Have you been particularly stressed out and overwhelmed at work lately, and feel like you’re unable to meet or affect the demands placed on your time? Do you tend to leave work too drained to do anything after, and has it been harder to drag yourself into the office in the mornings? Does it seem like you’ve been exhausted for weeks, and increasingly like you can’t accomplish anything?
If so, you may be moving away from manageable levels of stress and towards burnout territory, which can take a severe toll on your health and quality of life if left untreated. Burnout occurs when you regularly feel overwhelmed at work and powerless to do much about it, causing chronic stress, extreme exhaustion, loss of motivation, reduced work satisfaction, along with the negative health impacts of persistent stress.
There’s a difference between burnout and your everyday, temporary stress. All jobs can be stressful from time to time, but when you are able to manage that stress and maintain a work-life balance, your body gets a chance to recover.

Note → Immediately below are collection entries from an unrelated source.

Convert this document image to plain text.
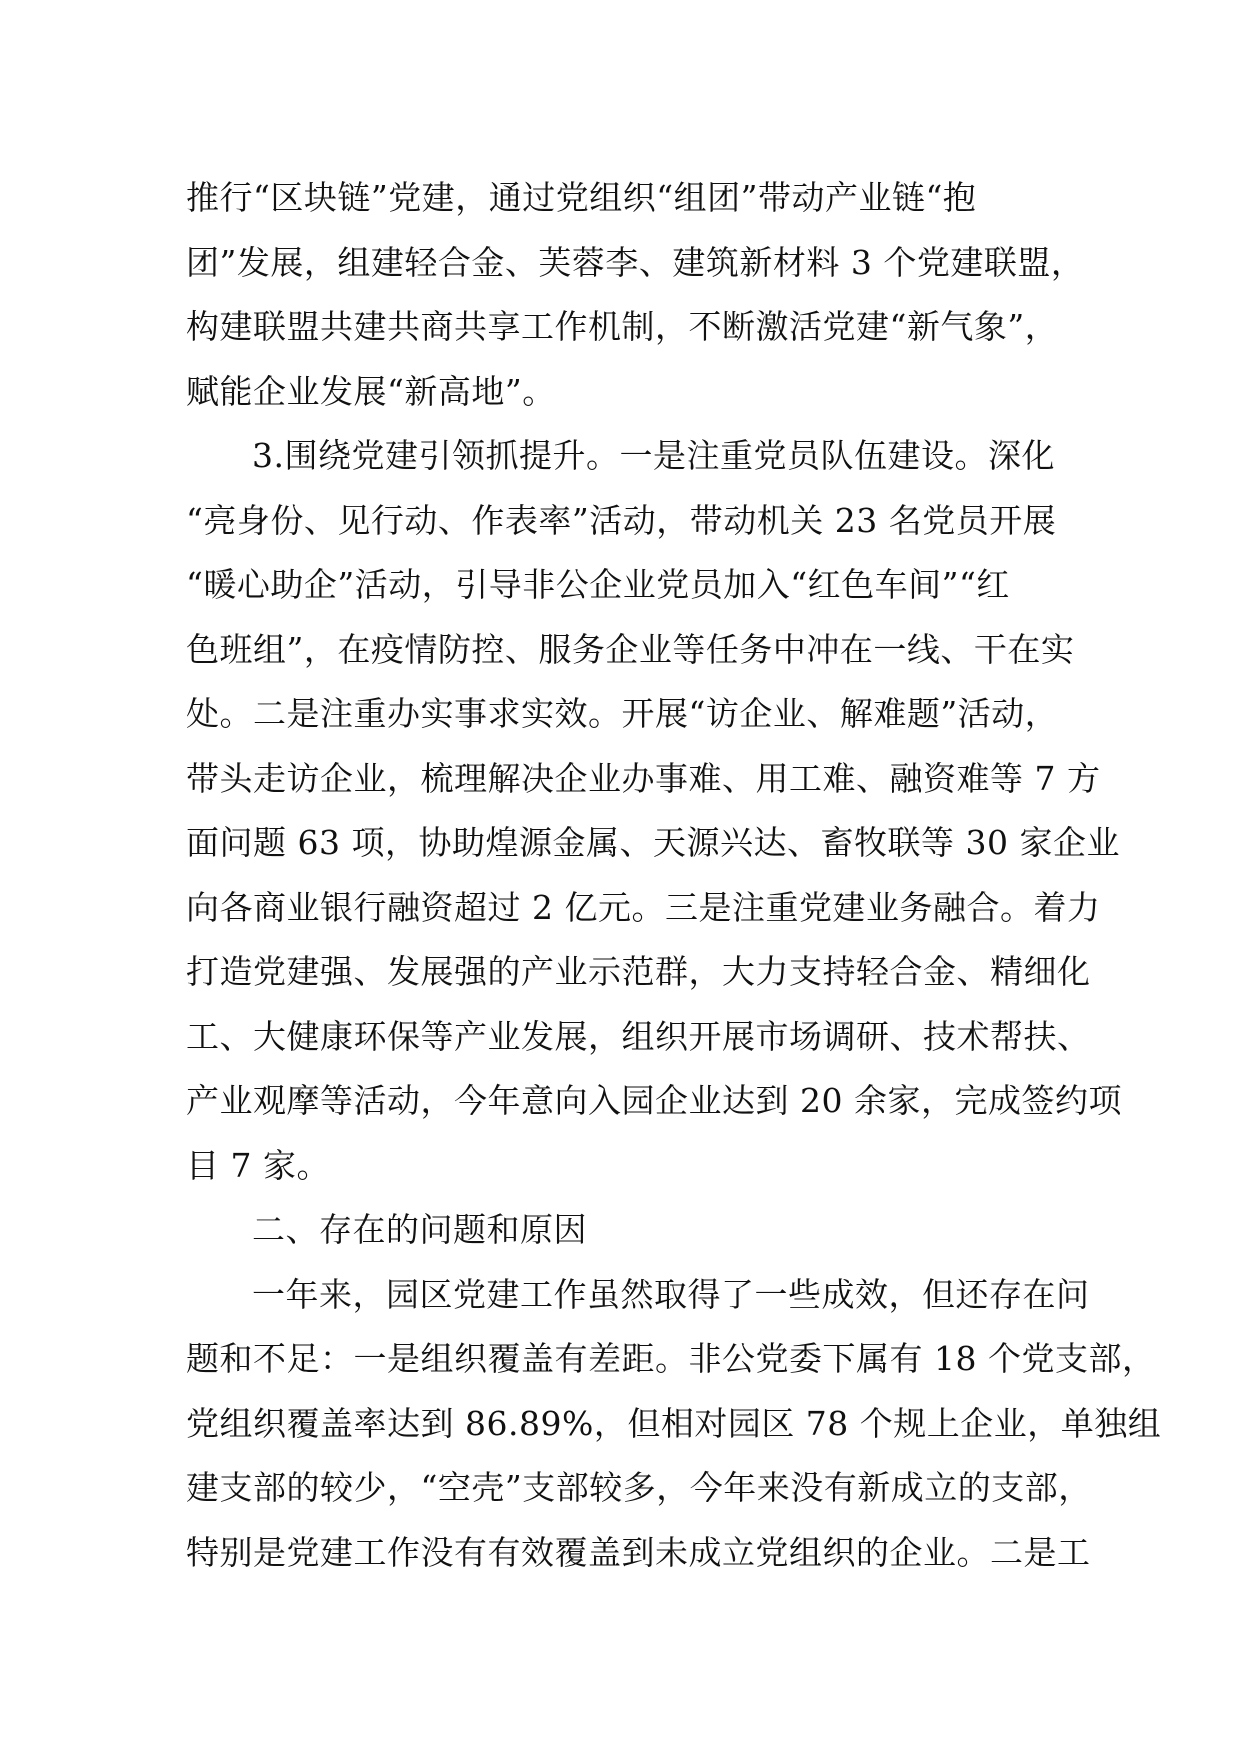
推行“区块链”党建，通过党组织“组团”带动产业链“抱
团”发展，组建轻合金、芙蓉李、建筑新材料 3 个党建联盟，
构建联盟共建共商共享工作机制，不断激活党建“新气象”，
赋能企业发展“新高地”。
3.围绕党建引领抓提升。一是注重党员队伍建设。深化
“亮身份、见行动、作表率”活动，带动机关 23 名党员开展
“暖心助企”活动，引导非公企业党员加入“红色车间”“红
色班组”，在疫情防控、服务企业等任务中冲在一线、干在实
处。二是注重办实事求实效。开展“访企业、解难题”活动，
带头走访企业，梳理解决企业办事难、用工难、融资难等 7 方
面问题 63 项，协助煌源金属、天源兴达、畜牧联等 30 家企业
向各商业银行融资超过 2 亿元。三是注重党建业务融合。着力
打造党建强、发展强的产业示范群，大力支持轻合金、精细化
工、大健康环保等产业发展，组织开展市场调研、技术帮扶、
产业观摩等活动，今年意向入园企业达到 20 余家，完成签约项
目 7 家。
二、存在的问题和原因
一年来，园区党建工作虽然取得了一些成效，但还存在问
题和不足：一是组织覆盖有差距。非公党委下属有 18 个党支部，
党组织覆盖率达到 86.89%，但相对园区 78 个规上企业，单独组
建支部的较少，“空壳”支部较多，今年来没有新成立的支部，
特别是党建工作没有有效覆盖到未成立党组织的企业。二是工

However, if you regularly feel like you’re pushing beyond your limits and stress from one workday carries over to the next day, be attentive to signs that you are getting burned out.
Warning Signs of Burnout:
- You’re more irritable, critical, or cynical at work than usual.
- You have a harder time getting started, and may even notice a reluctance to physically. enter your workplace.
- You have a harder time concentrating.
- You lack the energy to be productive and get less satisfaction out of your achievements.
- You have unexplained headaches, stomach issues, or changing sleep habits.
What Is Burnout?
Burnout is generally understood to be a combination of three indicators: exhaustion, disengagement at work, and reduced efficacy. The first sign of burnout you’ll likely notice is physical and mental exhaustion, which can cause body aches, difficulty concentrating, and increased irritability. When you’re mentally exhausted and feeling pressure to perform, you can’t think as clearly and become less productive. Eventually, this takes a toll on your feelings of competence and satisfaction with your work, adding to a sense of detachment and cynicism.
What Causes Burnout?
Underlying causes of burnout are as varied as the individuals who experience it, but the types of pressures that compound into burnout tend to have features in common.
Risk Factors For Burnout
- You are not able to meaningfully influence decisions at work that impact your role. including but not limited to your workload or the resources allocated to your role
- You are being micromanaged or working in a toxic office environment.
- There is a lack of clarity around expectations regarding your role, or how to accomplish assigned tasks, leaving you with a feeling of uncertainty regarding how to move forward in your work.
- You have not established work-life balance.
- Your job requires more continual focus than you are able to sustain.
The Health Effects of Burnout
Left unaddressed, burnout can take a big toll on your physical and mental health. Burnout can make you feel physically or emotionally exhausted, like you’re accomplishing less and less. You might even feel like you’re losing your sense of personal identity.
Burnout carries the physical effects of prolonged stress as well. Your body doesn’t understand stress in terms of a long to-do list, instead interpreting stress as a signal that you are in imminent danger and need to amp up your defenses to survive. Your heart beats faster, your muscles tense, and your breathing becomes more shallow, channeling oxygen to your muscles and away from your brain.
If you were facing a predator, this would all be very helpful. Yet modern-day stress is more likely to hit when you’re facing a computer screen and need to think. Unfortunately, your body has instead prepared itself for instinctual reaction, which makes it harder to get through your day productively. In the short term, stress causes symptoms of anxiety like heart palpitations, shortness of breath, blurred vision or eye twitching, sore muscles, sweating, and dry mouth.
Left untreated, burnout-related stress can cause more severe health problems in the long-run, such as:
- Hair loss
- Disrupted sleeping habits, fatigue, insomnia
- Mood changes, anger, irritability, sadness
- Heart disease
- High blood pressure
- Type 2 diabetes
- Weakened immune system and vulnerability to illnesses
Beat Burnout With Stress Reduction Strategies
If you think you may be experiencing burnout, it’s important to take action and make a plan to reduce stress and regain a sense of balance at work. If you are able to discuss your experience with a supervisor, mentor, or colleague at work, they may be able to help you reduce your workload. If you can’t confide in anyone at work, talk to a trusted friend or family member. Lean on your relationships, and try your best to intentionally create more work-life balance.
If you have some control over your work patterns, make changes to make your job more sustainable. Build breaks into your schedule to give your brain a break so it can recover. If you can, fit in some movement during breaks. Exercising, which could even mean just going for a 30-minute walk, boosts motivation while reducing stress, resulting in clearer thinking and better focus throughout the day.
As always, consult with your doctor if you think you may be experiencing symptoms of accumulated stress or burnout for the best guidance for your particular circumstances.